Founders should also keep in mind that even if an investor rejects them now, they might consider working with them later. So being disrespectful when getting turned down will likely kill any chance of that, and could also cause the VC to never talk to a founder again.

Bahn says sometimes his firm provided detailed feedback on a rejection and then that founder would “turn around and call you names and/or even threaten you.” He notices this happens more to his female colleagues than to himself.

“I’m grateful when those moments happen because it means we made the right choice to not choose to work with that founder,” Bahn told TechCrunch. 

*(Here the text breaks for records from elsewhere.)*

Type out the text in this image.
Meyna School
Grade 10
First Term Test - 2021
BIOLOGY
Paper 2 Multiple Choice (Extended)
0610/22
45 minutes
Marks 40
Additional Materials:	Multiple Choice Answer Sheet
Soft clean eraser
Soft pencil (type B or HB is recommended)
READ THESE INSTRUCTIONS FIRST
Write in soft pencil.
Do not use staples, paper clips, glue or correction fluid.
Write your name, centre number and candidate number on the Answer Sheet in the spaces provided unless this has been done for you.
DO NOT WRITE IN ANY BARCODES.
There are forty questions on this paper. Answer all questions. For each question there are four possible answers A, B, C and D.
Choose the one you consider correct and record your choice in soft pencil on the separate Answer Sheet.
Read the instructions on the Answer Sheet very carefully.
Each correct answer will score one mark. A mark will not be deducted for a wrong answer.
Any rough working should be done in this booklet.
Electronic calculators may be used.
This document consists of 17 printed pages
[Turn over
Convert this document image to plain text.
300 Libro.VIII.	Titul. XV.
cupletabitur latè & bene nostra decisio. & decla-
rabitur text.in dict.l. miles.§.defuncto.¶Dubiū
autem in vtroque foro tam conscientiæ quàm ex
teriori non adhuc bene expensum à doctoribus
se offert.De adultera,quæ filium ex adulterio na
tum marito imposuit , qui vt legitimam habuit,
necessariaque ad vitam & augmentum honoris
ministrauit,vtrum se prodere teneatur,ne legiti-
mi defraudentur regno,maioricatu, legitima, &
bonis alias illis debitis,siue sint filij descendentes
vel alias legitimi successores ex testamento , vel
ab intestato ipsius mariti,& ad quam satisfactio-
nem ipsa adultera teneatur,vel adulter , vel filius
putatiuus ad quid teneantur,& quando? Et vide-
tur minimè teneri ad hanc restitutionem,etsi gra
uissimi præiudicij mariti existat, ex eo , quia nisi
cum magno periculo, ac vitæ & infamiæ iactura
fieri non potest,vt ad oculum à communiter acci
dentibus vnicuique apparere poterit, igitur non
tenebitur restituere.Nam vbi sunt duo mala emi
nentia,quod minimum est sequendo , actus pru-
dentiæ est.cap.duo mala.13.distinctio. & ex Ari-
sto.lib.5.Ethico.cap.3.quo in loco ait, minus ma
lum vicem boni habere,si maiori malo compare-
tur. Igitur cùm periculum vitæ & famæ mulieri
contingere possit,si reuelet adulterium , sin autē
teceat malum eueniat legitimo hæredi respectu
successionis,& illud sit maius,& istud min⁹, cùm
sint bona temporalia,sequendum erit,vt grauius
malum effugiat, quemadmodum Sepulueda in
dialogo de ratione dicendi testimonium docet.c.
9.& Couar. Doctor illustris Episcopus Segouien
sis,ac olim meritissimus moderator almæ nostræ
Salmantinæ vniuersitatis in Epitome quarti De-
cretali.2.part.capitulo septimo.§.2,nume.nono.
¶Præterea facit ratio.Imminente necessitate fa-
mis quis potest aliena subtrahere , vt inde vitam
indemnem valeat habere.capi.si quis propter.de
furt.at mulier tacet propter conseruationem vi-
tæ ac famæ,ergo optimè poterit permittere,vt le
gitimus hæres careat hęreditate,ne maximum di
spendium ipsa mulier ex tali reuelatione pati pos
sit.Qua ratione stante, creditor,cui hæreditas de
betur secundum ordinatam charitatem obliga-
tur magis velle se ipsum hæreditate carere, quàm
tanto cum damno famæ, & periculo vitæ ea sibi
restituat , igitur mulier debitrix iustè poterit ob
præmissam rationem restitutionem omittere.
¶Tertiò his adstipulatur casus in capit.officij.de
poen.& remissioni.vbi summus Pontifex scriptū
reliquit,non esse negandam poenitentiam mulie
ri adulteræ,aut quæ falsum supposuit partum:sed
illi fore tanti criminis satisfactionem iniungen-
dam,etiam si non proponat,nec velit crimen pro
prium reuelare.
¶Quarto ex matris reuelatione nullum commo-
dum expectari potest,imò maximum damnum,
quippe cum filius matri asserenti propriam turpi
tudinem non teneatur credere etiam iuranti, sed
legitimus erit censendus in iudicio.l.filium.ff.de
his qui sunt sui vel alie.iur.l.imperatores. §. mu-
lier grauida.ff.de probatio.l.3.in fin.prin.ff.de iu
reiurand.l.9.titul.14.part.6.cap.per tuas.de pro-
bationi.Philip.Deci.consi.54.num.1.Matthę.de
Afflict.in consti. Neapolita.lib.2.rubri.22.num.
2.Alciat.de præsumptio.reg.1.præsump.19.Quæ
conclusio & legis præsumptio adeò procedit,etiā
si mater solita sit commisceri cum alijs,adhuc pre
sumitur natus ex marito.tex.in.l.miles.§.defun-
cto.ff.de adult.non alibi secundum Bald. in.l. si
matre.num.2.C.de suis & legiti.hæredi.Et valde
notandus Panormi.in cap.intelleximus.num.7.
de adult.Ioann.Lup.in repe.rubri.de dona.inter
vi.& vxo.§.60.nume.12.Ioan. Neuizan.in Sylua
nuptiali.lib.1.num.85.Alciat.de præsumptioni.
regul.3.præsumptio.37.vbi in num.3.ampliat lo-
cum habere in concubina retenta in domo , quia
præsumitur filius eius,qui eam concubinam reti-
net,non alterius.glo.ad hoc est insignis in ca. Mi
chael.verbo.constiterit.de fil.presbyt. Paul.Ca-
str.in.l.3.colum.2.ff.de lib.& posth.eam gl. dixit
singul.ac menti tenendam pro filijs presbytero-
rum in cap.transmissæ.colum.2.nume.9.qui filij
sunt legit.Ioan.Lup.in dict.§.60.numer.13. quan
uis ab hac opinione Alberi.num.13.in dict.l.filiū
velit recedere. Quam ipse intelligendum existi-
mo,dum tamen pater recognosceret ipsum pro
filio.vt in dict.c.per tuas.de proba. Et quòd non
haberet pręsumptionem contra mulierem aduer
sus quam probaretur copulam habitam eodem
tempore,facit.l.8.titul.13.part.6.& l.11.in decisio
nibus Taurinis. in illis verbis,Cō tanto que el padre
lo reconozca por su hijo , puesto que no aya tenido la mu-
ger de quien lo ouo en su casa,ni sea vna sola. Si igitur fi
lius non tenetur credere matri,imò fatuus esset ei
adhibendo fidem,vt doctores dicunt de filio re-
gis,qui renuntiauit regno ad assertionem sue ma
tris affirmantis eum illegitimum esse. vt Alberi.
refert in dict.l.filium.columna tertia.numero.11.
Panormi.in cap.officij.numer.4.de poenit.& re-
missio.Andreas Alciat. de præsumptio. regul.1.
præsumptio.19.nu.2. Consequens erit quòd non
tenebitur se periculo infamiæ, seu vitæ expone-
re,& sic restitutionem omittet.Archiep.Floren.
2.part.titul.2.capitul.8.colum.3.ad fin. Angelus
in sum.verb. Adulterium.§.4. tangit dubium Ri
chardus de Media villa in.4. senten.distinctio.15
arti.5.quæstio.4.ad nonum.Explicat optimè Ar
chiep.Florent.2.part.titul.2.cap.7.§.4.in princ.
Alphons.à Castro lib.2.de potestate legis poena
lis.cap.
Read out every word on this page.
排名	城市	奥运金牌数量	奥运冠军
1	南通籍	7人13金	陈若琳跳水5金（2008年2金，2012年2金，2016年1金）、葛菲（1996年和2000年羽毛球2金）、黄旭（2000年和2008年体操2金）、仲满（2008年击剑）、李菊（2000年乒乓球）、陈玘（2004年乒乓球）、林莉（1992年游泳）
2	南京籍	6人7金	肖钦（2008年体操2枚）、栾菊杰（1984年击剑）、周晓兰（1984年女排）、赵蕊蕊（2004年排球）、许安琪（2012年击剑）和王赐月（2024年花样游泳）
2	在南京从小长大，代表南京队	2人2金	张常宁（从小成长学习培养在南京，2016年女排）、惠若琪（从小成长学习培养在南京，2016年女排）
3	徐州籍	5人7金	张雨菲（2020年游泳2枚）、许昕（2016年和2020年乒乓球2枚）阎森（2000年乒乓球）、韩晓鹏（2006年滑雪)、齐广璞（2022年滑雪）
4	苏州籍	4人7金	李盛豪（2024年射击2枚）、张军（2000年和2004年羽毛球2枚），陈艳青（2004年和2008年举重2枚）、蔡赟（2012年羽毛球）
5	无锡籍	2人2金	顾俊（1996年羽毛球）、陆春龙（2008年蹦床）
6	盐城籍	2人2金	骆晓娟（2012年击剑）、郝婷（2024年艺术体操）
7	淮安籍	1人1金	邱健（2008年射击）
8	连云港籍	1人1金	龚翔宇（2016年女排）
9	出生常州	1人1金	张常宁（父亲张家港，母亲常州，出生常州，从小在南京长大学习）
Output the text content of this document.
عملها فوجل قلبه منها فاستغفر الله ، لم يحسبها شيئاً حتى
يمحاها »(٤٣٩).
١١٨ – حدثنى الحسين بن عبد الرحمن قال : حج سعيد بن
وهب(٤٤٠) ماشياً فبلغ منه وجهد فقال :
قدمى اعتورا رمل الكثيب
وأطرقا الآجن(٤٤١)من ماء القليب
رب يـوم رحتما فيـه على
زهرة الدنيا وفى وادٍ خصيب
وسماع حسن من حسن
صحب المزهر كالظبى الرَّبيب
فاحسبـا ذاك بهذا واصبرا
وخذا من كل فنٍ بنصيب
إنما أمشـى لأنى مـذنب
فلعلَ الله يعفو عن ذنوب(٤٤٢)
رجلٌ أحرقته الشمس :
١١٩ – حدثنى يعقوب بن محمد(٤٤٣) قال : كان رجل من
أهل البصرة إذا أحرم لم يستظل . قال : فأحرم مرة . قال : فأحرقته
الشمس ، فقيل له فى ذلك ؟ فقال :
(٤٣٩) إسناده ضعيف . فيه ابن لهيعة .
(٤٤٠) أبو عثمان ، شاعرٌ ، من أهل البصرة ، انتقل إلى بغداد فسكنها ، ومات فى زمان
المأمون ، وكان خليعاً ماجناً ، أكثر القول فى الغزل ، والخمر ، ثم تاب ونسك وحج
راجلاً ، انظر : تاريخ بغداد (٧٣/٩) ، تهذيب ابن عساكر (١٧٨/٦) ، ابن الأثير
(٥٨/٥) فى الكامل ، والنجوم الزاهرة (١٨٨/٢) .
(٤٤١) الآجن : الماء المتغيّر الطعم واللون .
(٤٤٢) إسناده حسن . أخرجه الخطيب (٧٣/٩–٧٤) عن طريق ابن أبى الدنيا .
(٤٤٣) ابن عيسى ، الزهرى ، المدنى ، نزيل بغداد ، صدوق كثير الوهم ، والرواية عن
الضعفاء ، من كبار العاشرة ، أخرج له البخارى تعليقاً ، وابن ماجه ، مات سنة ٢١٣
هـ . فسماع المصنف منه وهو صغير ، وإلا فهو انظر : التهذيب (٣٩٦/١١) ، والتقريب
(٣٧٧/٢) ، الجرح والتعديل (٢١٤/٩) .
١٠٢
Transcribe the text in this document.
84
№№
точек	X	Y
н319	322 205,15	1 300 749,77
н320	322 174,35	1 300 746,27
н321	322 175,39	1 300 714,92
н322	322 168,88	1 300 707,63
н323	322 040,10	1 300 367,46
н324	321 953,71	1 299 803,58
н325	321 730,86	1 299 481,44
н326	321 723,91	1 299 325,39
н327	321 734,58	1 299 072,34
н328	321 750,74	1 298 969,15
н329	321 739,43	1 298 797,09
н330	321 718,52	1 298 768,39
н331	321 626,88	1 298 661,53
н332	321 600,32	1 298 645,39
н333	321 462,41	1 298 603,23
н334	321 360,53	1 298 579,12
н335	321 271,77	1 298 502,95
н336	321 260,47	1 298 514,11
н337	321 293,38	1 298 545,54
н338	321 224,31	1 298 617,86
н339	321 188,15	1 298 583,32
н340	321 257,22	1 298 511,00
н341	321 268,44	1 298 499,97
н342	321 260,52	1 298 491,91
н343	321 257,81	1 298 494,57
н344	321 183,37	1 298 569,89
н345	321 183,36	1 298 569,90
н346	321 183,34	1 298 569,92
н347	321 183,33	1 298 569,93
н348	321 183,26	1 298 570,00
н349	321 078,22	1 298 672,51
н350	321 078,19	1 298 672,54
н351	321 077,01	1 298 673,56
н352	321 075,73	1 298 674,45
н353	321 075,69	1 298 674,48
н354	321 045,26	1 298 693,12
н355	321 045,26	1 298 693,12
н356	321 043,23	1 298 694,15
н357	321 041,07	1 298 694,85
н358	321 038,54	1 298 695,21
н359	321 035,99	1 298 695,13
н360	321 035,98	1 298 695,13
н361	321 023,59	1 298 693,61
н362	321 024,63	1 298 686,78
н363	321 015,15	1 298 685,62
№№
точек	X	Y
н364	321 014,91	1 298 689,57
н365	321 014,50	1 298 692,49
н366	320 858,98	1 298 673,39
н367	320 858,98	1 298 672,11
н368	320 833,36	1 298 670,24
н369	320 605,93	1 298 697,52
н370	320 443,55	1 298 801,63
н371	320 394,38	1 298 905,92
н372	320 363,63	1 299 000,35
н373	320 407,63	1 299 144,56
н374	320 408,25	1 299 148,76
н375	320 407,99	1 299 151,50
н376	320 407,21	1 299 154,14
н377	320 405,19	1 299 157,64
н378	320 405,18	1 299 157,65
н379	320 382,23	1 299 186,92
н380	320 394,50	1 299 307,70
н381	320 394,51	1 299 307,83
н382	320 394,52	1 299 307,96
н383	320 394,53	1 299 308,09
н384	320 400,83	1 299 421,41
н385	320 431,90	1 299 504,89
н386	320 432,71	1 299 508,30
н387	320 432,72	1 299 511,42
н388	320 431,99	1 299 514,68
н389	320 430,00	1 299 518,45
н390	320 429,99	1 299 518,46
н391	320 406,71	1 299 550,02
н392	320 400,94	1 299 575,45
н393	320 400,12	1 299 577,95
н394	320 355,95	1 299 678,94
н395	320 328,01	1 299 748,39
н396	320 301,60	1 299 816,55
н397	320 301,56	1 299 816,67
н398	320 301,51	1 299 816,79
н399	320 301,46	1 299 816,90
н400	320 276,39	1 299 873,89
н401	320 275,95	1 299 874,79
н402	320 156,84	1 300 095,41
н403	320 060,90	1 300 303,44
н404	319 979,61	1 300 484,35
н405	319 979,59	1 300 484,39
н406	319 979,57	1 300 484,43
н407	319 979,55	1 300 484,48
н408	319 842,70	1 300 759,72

“That person is also blacklisted — we will not respond to that person ever again, and the interaction will be recorded in our internal database, so that our institution can avoid them forever,” Bahn adds.

All of the VCs, naturally, said dishonesty is an instant deal killer. Addie Lerner Katz, founder and managing partner of Avid Ventures, pointed out that dishonesty can take place in a variety of forms, including exaggerations and a lack of transparency. 

She’s also turned off when founders speak negatively of current or past investors or colleagues. Negative reference calls are another cause for pause for Lerner Katz.

“Across each of these buckets, we take ‘yellow flags’ very seriously and usually view them as disqualifying,” she told TechCrunch.

Mohnot recalled an incident where a founder lied about a deal with another startup. The other startup happened to be in Mohnot’s portfolio “so a quick text message sorted that one out.”

But lying in general about metrics, team capabilities, market size or technology performance, will often also be easily exposed by the VC.

“It happens more often than you think,” Mohnot said.

All of the VCs still think there’s no true excuse for not sending a simple, “no thank you” follow-up to a founder if they actually had a pitch meeting with a founder. As Bent put it, ghosting happens anyway.

“I’m not saying any of these are good reasons. It’s the reality. It’s the game,” she wrote.

But given the risks of behaving badly to a VC who has stopped talking to you, she also suggests the golden rule applies to both parties. “Treat people how you want to be treated.”